Film Review: “Borat Subsequent Moviefilm”

This past Friday, just two days away from a college submission deadline that I was woefully behind on, I sat down with my family to watch the original Borat (2006). After an inevitable good time, we utilized our brand new Amazon Prime subscription to watch the recently released, highly anticipated Borat Subsequent Moviefilm, which I now hold to be one of the most bizarre, confusing viewing experiences in recent memory.

Since the events of the first film, Borat has been in a gulag for bringing shame to Kazakhstan with his film. But he is given a second chance by the Kazakh Premier on one condition: that he deliver Kazakhstan’s most famous monkey as a gift to the heads of the new “American regime” in an attempt to improve relations.

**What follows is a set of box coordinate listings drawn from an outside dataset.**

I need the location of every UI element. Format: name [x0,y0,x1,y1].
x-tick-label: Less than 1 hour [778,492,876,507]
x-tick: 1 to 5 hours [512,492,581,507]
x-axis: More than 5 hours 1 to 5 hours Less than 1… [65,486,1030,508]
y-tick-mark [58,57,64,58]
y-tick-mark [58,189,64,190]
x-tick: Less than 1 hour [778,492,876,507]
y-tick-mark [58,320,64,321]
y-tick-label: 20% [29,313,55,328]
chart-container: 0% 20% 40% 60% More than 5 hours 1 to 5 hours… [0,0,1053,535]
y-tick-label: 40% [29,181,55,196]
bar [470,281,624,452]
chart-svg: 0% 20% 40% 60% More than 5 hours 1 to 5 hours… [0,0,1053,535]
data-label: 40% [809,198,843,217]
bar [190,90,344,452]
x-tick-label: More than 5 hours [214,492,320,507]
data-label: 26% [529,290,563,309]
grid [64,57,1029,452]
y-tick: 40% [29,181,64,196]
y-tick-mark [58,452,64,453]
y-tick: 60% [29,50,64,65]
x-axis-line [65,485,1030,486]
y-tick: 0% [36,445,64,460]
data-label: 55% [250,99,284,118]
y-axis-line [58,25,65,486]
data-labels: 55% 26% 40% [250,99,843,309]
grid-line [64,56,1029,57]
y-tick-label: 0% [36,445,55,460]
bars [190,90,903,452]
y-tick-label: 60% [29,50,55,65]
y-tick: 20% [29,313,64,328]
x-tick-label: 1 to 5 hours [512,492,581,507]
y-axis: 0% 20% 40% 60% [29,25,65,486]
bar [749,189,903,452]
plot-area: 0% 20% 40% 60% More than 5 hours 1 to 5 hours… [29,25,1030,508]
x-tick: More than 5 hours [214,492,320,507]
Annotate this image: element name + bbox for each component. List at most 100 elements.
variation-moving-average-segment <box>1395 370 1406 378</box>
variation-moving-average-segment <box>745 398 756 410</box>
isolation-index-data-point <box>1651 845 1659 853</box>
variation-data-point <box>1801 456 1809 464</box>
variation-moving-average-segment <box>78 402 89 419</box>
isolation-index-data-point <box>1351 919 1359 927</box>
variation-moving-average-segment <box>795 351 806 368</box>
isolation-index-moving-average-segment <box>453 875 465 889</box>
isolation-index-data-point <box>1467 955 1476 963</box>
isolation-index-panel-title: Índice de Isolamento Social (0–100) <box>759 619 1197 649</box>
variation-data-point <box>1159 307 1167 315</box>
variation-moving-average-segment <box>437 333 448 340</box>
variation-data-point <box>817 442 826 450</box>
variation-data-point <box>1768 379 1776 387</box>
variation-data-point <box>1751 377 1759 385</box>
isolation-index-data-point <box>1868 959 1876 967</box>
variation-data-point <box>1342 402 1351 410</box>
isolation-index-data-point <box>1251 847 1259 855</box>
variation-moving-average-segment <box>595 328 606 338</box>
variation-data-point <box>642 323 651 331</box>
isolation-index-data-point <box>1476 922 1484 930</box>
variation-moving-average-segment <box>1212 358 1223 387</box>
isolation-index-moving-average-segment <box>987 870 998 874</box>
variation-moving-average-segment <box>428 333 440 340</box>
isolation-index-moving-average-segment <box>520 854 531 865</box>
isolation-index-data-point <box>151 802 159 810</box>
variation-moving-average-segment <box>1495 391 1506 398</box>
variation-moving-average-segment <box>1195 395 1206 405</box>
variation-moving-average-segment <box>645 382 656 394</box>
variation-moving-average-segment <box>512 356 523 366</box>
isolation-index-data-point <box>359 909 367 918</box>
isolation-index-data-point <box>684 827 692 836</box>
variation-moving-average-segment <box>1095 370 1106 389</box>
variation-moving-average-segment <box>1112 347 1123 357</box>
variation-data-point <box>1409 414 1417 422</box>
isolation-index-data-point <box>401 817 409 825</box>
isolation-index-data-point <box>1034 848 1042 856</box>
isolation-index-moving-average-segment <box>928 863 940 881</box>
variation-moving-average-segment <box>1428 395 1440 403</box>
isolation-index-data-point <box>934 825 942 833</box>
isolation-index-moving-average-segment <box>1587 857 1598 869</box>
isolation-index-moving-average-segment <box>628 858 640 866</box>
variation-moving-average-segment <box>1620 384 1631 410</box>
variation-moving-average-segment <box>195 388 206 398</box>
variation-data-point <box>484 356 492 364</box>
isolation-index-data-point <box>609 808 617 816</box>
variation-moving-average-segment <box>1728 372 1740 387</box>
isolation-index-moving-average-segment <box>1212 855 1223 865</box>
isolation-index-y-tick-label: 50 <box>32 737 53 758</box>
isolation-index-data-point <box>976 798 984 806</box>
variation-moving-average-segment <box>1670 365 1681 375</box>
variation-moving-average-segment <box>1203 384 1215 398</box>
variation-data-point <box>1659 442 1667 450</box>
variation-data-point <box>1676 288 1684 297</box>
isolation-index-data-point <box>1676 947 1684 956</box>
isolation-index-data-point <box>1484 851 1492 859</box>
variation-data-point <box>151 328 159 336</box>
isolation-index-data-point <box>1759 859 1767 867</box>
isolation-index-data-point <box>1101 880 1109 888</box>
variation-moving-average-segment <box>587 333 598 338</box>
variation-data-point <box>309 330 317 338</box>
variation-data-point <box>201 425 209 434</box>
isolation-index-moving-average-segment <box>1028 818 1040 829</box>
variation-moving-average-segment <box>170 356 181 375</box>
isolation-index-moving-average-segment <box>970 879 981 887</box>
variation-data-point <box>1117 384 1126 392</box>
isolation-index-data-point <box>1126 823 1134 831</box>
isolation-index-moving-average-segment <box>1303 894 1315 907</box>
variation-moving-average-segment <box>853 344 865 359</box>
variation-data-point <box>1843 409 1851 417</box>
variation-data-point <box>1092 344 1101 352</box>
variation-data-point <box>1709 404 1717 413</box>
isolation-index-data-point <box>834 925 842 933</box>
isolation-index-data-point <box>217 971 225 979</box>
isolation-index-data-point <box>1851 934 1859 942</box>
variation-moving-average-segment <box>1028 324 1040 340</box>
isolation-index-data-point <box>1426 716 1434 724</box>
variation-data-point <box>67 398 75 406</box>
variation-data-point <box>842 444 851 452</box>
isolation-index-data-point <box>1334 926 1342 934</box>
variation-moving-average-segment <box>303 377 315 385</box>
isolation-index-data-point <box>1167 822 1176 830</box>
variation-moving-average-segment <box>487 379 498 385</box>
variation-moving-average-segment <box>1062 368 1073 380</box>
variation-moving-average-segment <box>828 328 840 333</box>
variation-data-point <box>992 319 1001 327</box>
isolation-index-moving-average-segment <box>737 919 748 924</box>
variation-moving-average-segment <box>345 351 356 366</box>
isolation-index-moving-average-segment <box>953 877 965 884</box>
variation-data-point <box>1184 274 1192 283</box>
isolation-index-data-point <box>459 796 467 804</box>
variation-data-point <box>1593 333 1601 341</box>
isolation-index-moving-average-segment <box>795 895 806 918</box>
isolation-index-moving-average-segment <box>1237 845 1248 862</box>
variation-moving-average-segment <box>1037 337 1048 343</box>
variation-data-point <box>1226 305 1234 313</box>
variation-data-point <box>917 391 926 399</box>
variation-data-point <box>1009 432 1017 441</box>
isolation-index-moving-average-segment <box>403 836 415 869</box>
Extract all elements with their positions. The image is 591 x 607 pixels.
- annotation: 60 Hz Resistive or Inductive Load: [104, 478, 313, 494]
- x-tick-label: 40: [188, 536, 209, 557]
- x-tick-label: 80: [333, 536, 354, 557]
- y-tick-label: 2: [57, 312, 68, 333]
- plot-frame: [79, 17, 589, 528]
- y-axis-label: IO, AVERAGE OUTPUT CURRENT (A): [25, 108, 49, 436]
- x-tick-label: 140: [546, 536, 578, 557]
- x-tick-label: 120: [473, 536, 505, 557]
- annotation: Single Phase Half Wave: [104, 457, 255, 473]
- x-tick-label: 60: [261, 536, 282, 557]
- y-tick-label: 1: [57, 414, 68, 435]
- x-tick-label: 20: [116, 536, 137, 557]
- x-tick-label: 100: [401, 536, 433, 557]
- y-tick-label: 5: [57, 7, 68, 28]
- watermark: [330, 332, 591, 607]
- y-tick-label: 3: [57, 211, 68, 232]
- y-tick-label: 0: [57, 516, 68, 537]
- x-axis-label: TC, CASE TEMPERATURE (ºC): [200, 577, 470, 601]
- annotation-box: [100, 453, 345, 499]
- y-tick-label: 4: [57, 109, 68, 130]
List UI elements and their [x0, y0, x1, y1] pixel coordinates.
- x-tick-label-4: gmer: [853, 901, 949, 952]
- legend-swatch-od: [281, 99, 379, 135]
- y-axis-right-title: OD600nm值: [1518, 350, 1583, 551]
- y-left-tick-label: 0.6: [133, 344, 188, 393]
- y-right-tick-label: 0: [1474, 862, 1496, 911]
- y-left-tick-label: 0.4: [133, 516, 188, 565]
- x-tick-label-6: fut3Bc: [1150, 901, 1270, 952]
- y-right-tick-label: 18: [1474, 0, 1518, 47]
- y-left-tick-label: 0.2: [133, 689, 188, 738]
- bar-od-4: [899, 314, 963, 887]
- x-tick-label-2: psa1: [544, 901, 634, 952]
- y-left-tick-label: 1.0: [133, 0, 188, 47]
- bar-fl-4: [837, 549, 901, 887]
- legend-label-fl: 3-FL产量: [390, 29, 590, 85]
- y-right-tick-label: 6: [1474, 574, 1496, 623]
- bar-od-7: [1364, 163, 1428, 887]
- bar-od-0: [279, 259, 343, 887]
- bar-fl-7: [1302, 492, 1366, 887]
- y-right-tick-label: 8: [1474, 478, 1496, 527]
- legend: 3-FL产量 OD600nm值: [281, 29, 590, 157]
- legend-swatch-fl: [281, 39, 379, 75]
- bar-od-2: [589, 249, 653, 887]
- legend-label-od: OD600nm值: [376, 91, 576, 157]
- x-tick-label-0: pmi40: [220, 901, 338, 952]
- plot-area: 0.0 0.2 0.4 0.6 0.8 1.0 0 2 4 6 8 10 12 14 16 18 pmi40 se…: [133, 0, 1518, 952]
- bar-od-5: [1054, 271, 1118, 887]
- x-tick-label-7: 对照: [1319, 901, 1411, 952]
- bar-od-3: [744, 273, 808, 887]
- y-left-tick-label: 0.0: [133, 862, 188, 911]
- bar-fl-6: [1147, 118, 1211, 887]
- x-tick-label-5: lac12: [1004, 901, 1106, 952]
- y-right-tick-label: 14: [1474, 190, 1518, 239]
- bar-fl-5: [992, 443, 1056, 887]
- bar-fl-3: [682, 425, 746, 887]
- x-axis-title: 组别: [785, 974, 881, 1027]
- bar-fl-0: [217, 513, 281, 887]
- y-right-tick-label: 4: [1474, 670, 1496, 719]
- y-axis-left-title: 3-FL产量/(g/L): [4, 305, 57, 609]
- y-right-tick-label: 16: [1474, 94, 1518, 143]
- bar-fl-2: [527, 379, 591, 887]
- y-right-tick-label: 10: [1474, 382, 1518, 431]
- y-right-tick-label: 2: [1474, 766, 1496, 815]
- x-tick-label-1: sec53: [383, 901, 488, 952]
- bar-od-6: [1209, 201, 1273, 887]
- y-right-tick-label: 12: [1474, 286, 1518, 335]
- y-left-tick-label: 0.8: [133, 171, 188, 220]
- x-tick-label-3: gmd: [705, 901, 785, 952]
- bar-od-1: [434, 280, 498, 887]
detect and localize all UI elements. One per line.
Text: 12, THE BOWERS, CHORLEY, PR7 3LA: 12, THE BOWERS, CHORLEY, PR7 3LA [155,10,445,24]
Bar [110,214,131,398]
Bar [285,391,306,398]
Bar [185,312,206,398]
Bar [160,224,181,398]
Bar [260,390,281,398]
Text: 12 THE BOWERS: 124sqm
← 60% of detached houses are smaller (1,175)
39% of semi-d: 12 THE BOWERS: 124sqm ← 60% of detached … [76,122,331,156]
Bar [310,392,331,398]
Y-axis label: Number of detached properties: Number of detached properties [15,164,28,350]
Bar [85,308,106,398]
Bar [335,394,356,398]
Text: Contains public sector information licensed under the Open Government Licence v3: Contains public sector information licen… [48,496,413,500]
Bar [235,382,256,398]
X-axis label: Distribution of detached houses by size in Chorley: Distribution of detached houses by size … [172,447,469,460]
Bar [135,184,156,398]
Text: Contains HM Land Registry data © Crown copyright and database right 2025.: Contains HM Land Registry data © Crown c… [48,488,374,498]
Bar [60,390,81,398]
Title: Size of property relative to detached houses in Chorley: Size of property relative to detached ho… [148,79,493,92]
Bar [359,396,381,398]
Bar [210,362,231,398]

On arrival in America, however, Borat finds that his monkey has been replaced by his primitive fifteen year old daughter Tutar, who he now must train to become a wife for Mike Pence and later Rudy Guiliani.

It feels strange to have to put a plot description so dense in a review for a Borat movie, but this film is much more plot driven than its predecessor. There are still plenty of sequences that feel like classic Borat bits, such as the southern debutante ball scene where Tutar reveals her menstrual blood-soaked underwear to a ballroom full of people, but compared to the first Borat, Borat Subsequent Moviefilm feels much more manufactured and controlled, which results in a baffling combination of dull plot filler and ambitious, almost era-defining moments.

That combination is so baffling because the funniest moments in this movie don’t come from Borat or the plot, they come from the people he meets that drive forward the ridiculousness. Whether it be ‘March for our Rights’ rally attendees chanting “Inject (Obama) with the ‘Wuhan Flu’” or Rudy Guliani, one of the highest ranking members of the President’s legal team, making sexual advances towards Tutar posing as a reporter, Sacha Baron Cohen doesn’t even have to be funny anymore, the comedy is America. It exceeds satire because nothing is exaggerated, it all exists already. This is like an anti-post-comedy. Did Father John Misty write this movie?

But at the end of the day, Borat Subsequent Moviefilm is not intended to be a piece of art. It’s a piece of entertainment, and it does a solid job at being one. The plot gets in the way of the humor too often, and the empathetic father-daughter dynamic isn’t bad, just painfully generic.

Even the best moments are largely based on shock value, and I fear they will only be brilliant the first time around. However, my infinite praise goes to Maria Bakalova. It’s a shock it only took 600 auditions to find someone willing and able to pull off Borat level stunts. It’s equally commendable that the production team of this film was able to adapt to such fluid circumstances.

If anything, Borat Subsequent Moviefilm is a time capsule, and it will forever exist as a bizarre presentation of one of the most insane periods in American history. It’s also a damn solid pick for a family movie night. Well, maybe skip the “family” part.